Manti are an Armenian recipe of baked open dumplings. Any meat or combinations of meat can be used to fill them, but I used lamb mince, spiced with garlic, onion, pepper, cayenne pepper and allspice. The dough is made with flour, salt, egg, water and butter, and is rolled very thin and cut into squares to encase the small balls of meat. I like that the manti are sort of boat shaped, like a khachapuri. I think it’s a nice way to make foods easy to eat with the hands, and still allow some of the filling to brown with direct exposure to heat. The manti are cooked in a baking pan with some beef stock at the bottom to make sure it doesn’t get too dry. This makes the tops nicely crispy and the bottoms juicy and flavoursome, which I really loved together. I served the manti with a yoghurt garlic sauce and a spicy tomato sauce, both tasty additions. I think I liked the manti better than many Asian dumplings/wontons or Italian raviolis I’ve had.
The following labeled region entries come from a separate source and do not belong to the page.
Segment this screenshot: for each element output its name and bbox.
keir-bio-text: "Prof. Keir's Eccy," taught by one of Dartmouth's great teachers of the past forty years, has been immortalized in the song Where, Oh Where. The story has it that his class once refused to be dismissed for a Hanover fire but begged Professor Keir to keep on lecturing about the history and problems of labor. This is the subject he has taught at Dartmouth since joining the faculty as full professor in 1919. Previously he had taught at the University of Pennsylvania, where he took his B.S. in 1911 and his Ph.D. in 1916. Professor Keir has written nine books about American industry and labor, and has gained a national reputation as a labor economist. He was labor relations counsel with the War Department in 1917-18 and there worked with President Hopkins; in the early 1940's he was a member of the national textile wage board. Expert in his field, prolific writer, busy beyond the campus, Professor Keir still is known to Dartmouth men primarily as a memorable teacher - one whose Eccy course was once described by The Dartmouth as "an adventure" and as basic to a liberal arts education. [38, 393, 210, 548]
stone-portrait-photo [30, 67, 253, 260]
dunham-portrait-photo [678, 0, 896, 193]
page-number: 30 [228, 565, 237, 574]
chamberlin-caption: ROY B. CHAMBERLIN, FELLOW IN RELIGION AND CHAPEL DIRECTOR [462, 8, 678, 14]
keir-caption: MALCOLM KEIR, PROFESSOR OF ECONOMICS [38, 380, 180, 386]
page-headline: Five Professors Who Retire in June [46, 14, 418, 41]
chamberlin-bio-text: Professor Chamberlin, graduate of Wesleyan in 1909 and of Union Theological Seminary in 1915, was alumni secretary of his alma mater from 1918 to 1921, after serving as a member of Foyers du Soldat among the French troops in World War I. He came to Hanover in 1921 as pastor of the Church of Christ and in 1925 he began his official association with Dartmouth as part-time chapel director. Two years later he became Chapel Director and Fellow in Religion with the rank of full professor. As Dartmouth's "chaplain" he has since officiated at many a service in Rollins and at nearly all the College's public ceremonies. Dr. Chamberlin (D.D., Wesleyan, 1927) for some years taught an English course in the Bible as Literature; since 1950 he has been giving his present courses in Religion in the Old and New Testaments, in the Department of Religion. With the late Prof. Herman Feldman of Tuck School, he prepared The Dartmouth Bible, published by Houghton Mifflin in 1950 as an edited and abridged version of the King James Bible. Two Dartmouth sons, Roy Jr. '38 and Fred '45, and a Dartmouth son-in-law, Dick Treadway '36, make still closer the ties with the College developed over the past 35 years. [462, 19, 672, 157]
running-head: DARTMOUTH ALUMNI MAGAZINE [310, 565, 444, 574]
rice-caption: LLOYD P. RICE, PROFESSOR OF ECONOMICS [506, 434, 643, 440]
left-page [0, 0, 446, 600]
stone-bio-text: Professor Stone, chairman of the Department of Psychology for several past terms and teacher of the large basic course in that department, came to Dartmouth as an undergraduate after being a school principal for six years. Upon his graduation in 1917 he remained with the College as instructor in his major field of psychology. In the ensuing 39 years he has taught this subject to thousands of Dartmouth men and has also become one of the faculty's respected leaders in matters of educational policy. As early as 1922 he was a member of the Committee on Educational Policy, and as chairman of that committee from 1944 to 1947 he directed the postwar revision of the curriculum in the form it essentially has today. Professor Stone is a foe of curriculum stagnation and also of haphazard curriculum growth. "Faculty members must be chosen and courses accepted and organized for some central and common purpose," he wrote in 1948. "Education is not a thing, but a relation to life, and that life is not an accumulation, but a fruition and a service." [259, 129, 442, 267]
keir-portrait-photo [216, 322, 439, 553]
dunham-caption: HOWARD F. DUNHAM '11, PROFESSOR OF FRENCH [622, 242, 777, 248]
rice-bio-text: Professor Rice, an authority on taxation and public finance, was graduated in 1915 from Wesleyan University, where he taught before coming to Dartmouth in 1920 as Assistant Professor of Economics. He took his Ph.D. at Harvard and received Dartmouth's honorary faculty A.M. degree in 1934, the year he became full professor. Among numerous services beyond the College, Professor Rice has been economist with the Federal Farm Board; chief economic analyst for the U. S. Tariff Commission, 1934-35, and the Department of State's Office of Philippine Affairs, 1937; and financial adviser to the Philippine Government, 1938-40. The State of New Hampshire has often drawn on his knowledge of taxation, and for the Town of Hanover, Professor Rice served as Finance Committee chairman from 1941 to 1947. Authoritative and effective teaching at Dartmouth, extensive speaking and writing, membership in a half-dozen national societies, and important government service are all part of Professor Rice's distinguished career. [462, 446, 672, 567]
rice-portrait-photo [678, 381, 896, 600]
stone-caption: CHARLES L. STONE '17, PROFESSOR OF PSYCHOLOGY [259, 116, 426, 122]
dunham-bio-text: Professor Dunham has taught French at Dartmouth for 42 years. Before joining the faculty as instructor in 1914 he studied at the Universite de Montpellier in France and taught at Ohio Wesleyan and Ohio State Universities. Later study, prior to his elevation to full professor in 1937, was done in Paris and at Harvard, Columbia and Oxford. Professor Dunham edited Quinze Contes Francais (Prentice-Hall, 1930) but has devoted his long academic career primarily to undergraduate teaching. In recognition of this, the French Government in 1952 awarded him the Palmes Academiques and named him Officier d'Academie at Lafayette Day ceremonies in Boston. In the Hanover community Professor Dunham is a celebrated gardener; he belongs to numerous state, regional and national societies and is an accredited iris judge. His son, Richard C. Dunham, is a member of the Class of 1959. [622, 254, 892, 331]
They really hit the mark texturally and flavour-wise. I also served them with eech, which sounds like the utterance of a comic book character after discovering a particularly large spider. It’s actually a salad of coarse bulgur, fresh tomato, capsicum, chillies, garlic, onion, cayenne pepper, black pepper, lemon juice and parsley. It can be served hot, cold, or room temperature, which is handy for leftovers, and although I didn’t add one, apparently it’s commonly eaten with a fried egg on top, which sounds like perfection.

Ajapsandali with garden salad

Ajapsandali with garden salad.JPG

Ajapsandali is a delicious vegetarian stew, with eggplant, capsicum, tomato, onion, potato, spring onion and coriander. It was very quick and easy to cook, and all of the vegetables melded into a deliciously flavoursome meal. Indeed, the origin of the dish’s name comes from the expression “How delicious you are!” I served it with a garden salad dressed with vinegar, which nicely complemented the cooked tomatoey vegetables. If you have vegans coming over and are in the process of panicking, this is a great easy meal to make them. It’s the kind of dish I fantasise about making with my own produce when I have enough time to have a big garden and grow all of the ingredients (maybe in 70 years when I retire…). I also suspect that the ajapsandali would freeze well, so I am intending to make a large batch in summer, when all of the ingredients are extremely cheap, and freeze them for future lunches.